OK, so, we do not face a problem of demand, instead one of supply. So, traditional Keynesian demand boosting isn’t it. But, you know, something.
As the economic consequences reverberate of soon-to-be universal self-quarantines, we could lose massive parts of the economy. GDP could drop 10 or 20 percent. This is already Great Depression II, and very likely worse.
After 1929, it took more than three years for the economy to bottom out as the financial collapse slowly spread to the real economy. Unemployment did not hit bottom at 25 percent until 1933.
This collapse is occurring much faster. We could be at 25 percent unemployment by late spring; as people lose jobs they will lose homes, with cascading effects on the financial economy.

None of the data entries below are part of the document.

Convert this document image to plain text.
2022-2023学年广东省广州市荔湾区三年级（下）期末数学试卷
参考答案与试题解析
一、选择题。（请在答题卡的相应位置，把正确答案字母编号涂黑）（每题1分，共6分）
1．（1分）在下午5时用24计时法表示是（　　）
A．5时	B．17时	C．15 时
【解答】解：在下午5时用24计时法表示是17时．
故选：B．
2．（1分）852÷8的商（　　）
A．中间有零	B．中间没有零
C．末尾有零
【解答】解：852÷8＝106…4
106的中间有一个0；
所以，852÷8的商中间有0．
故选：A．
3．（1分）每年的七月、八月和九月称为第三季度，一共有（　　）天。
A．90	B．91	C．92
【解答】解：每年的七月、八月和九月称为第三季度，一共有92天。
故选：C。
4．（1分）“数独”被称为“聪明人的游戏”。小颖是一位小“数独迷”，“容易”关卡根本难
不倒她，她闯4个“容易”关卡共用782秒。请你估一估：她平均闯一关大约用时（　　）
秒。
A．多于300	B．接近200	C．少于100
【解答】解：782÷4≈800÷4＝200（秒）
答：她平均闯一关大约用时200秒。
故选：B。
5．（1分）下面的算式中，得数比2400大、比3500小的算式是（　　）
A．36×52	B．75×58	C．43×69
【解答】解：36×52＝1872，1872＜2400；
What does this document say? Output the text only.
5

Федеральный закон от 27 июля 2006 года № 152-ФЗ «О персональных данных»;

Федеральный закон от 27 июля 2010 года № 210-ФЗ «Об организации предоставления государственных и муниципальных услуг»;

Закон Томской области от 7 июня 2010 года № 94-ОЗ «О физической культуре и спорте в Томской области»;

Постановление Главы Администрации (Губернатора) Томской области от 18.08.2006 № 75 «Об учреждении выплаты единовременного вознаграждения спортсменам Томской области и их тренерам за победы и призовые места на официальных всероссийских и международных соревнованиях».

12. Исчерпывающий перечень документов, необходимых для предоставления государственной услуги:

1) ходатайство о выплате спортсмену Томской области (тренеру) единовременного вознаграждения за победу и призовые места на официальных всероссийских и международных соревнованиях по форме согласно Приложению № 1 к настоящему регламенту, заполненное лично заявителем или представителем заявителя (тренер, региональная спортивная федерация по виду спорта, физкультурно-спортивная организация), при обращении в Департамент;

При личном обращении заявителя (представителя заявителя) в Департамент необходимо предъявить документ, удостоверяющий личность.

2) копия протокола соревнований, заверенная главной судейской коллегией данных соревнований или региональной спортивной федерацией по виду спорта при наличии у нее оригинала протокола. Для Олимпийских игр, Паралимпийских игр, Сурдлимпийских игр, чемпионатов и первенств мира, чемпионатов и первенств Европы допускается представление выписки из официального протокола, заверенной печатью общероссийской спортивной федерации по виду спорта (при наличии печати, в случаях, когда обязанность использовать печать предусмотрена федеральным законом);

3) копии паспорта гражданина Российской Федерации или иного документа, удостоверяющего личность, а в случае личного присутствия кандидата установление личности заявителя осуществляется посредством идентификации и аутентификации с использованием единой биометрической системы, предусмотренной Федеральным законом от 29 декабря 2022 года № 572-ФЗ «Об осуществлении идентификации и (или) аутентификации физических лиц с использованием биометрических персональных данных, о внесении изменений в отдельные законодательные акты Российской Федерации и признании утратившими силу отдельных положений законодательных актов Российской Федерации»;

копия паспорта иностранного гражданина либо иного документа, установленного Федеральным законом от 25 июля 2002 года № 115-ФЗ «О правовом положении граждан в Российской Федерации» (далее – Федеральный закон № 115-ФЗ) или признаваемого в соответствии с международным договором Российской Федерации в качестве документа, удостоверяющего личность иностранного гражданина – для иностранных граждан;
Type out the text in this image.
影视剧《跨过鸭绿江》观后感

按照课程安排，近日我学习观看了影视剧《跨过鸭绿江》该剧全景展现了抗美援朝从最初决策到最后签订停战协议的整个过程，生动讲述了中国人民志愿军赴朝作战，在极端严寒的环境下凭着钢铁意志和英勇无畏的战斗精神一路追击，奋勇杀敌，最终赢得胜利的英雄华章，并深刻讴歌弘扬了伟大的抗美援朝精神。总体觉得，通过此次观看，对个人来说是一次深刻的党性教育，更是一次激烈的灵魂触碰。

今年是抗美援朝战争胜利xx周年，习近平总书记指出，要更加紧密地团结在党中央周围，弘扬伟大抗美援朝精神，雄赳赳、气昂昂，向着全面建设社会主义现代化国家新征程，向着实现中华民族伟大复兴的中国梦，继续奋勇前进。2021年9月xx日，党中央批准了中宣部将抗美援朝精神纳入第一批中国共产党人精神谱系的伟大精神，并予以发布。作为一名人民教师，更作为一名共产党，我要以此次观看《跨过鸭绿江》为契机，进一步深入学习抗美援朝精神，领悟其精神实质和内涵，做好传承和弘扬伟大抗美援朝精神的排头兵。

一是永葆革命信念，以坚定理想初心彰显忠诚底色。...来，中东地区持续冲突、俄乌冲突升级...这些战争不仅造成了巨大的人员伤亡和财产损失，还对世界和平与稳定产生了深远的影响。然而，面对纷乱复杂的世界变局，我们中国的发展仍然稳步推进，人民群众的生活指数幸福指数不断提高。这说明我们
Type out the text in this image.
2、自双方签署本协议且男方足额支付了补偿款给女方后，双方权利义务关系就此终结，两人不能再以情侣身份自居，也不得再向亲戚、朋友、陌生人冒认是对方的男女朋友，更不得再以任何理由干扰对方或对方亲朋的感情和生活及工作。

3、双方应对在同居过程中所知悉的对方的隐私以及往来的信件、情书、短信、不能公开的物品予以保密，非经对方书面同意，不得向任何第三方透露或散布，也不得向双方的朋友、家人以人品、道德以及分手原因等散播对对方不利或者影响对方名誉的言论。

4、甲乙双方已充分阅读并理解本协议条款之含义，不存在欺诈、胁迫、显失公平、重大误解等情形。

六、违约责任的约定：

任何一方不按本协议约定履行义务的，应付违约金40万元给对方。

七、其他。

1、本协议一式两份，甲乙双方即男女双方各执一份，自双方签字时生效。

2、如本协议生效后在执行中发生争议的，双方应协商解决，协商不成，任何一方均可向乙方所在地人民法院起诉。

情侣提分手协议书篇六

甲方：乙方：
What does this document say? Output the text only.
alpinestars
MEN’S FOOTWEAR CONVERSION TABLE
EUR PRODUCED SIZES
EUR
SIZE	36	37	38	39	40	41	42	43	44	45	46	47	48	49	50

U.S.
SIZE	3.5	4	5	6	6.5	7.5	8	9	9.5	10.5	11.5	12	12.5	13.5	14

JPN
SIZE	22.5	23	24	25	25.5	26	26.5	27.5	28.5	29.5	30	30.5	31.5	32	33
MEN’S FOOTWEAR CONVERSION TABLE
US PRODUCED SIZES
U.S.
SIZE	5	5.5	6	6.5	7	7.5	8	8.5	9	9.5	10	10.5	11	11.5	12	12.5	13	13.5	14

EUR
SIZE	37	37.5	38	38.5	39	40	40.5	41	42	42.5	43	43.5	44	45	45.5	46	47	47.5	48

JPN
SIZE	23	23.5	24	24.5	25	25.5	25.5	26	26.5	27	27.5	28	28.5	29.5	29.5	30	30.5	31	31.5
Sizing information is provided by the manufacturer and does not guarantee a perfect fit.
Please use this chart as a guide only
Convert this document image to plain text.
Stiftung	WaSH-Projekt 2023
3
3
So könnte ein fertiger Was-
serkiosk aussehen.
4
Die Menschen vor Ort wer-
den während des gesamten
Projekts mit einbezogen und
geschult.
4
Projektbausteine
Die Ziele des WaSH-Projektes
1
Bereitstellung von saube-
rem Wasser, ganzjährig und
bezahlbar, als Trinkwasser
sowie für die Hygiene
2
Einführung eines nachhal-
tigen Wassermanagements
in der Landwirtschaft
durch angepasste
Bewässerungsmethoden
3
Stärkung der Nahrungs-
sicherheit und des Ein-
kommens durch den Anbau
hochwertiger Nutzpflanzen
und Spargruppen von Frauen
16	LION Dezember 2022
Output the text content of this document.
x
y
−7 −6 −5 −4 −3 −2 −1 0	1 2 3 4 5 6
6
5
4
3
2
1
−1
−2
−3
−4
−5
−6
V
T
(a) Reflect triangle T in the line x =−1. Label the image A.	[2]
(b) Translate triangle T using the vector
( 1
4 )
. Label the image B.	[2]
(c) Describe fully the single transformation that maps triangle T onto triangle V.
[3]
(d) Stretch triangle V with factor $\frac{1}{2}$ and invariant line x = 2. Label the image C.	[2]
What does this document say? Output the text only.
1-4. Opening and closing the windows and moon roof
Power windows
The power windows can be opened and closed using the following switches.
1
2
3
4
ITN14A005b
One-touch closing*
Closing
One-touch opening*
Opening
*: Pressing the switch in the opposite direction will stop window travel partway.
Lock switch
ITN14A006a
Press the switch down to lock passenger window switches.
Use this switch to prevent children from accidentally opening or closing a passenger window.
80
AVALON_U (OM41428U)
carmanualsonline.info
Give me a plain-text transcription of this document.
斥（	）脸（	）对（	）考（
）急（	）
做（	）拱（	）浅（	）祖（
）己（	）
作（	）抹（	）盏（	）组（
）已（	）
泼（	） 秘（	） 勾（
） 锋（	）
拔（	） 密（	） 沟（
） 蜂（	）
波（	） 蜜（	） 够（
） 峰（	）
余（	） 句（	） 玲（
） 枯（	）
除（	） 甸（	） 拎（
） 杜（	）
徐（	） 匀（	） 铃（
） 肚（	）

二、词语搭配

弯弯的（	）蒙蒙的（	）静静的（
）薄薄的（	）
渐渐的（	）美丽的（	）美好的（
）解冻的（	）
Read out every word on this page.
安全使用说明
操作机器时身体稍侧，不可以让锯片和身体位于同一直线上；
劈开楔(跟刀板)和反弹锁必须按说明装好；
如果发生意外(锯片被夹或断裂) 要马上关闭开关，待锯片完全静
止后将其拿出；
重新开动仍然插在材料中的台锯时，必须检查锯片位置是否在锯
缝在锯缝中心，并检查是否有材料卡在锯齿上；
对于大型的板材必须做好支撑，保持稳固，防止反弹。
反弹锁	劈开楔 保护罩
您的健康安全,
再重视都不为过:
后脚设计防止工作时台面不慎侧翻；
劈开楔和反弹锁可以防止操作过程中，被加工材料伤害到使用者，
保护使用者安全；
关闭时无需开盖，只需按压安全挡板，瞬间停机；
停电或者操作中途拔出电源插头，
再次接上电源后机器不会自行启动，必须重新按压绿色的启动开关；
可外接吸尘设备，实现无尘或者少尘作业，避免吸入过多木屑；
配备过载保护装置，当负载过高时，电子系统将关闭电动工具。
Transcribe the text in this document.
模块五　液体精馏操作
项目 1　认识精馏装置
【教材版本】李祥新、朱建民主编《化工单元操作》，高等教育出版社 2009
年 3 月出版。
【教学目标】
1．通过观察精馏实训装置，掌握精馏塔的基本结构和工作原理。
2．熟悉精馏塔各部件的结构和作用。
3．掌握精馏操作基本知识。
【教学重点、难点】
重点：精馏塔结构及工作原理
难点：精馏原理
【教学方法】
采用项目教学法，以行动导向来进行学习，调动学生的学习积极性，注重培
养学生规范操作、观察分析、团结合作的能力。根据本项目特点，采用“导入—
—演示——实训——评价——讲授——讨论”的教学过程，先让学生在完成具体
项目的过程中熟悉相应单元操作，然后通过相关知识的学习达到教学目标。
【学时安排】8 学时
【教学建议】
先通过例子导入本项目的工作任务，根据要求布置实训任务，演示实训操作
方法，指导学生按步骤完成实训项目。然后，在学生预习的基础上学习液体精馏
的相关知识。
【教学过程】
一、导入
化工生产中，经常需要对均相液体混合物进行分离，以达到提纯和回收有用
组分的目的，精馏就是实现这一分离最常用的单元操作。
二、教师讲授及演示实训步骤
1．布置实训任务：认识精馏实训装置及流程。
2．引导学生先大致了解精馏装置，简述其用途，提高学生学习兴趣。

Further, we need something that will work now, right now. Not something that will happen in the following years. Therefore we don’t want that infrastructure stuff because shovel ready projects don;t exist.
OK, so, what should we suggest then?
World War II, with its massive public planning and public investment finally did. What we need today is direct federal public-works investment on a WWII scale, but without the war. That means several trillions of dollars a year.
As it happens, we have just the need for that massive public investment—a Green New Deal. This can inject trillions into the economy, modernize archaic public infrastructure, and create many millions of jobs.
Democrats need to get way out front on this—right now, as they draft the third anti-corona stimulus. Happily, Joe Biden (who otherwise leaves much to be desired) is a big fan of public-infrastructure spending.
Yes, well done there Mr. Kuttner, well done. You’ve just ignored the entirety of your own analysis of the problem in order to propose the wrong solution. Very well done in fact.
Democrats over the weekend signaled that their price for cooperating with Stimulus Bill #3 (Welfare For All) is not quite the Green New Deal, but new power for unions, new subsidies for solar power (the usual “labor and environmental side agreements” attached even to treaties), and some cancelling of student loans and loot for the abortion industry. Nothing to do with economic recovery? Who said it had to? That’s our price!
To be fair, some Republicans want crony cash for Boeing and GE.